Сиваш | страница 49
Пока отец и Горка грузились на Сиваше, Лиза убиралась в хате, кружилась на дворе у летней печки — распаляла ее кизяком или сухим кураем. Синеватое пламя трепетало. Чистый, острый, щекочущий ноздри дымок вился в высокое синее небо, — век стояла бы, подкидывала в топку.
Но стоять-то и некогда. Некогда и оглянуться — посмотреть, как все еще горячее сентябрьское солнце напекает землю. Кругом бело и ясно. Резкие синеватые, прозрачные тени падают от печки, от хаты, от кучи курая, от акации. Собака сидит в холодке у стены, обвила хвостом передние лапы.
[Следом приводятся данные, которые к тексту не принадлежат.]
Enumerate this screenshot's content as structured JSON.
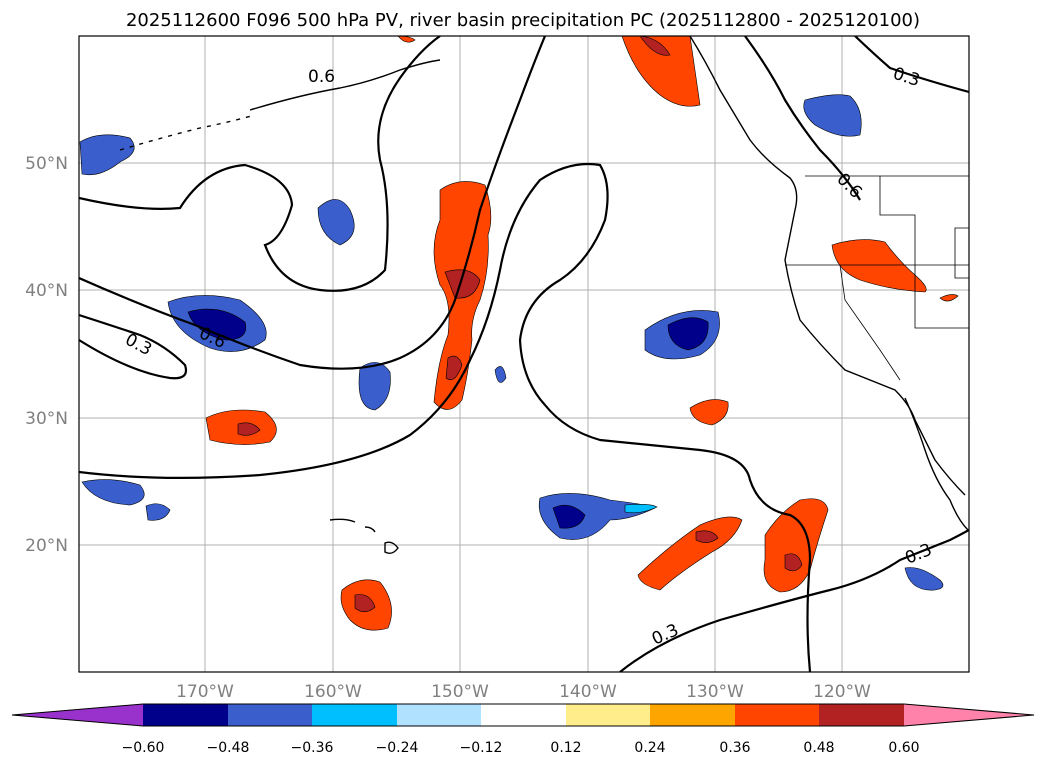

Вертелась по хозяйству, бегала, искала гнездо, заслышав торопливое куриное извещение о том, что снесено яйцо, и собирала яйца в сито. С полными ведрами на коромысле, быстрая, гибкая, плавно шла от колодца, ни капельки не выплеснет, ведро не покачнется, плывет в воздухе, как волшебное… Летала в хату за крупой; варила пшенную кашу, — вместе со щекочущим кизячным дымом ударял в нос ароматный пшеничный пар. До крови разодрались петухи — разнимала, иначе один другому пораздолбают головы, гребни пооторвут, вот какие благородные офицеры, драчуны со шпорами!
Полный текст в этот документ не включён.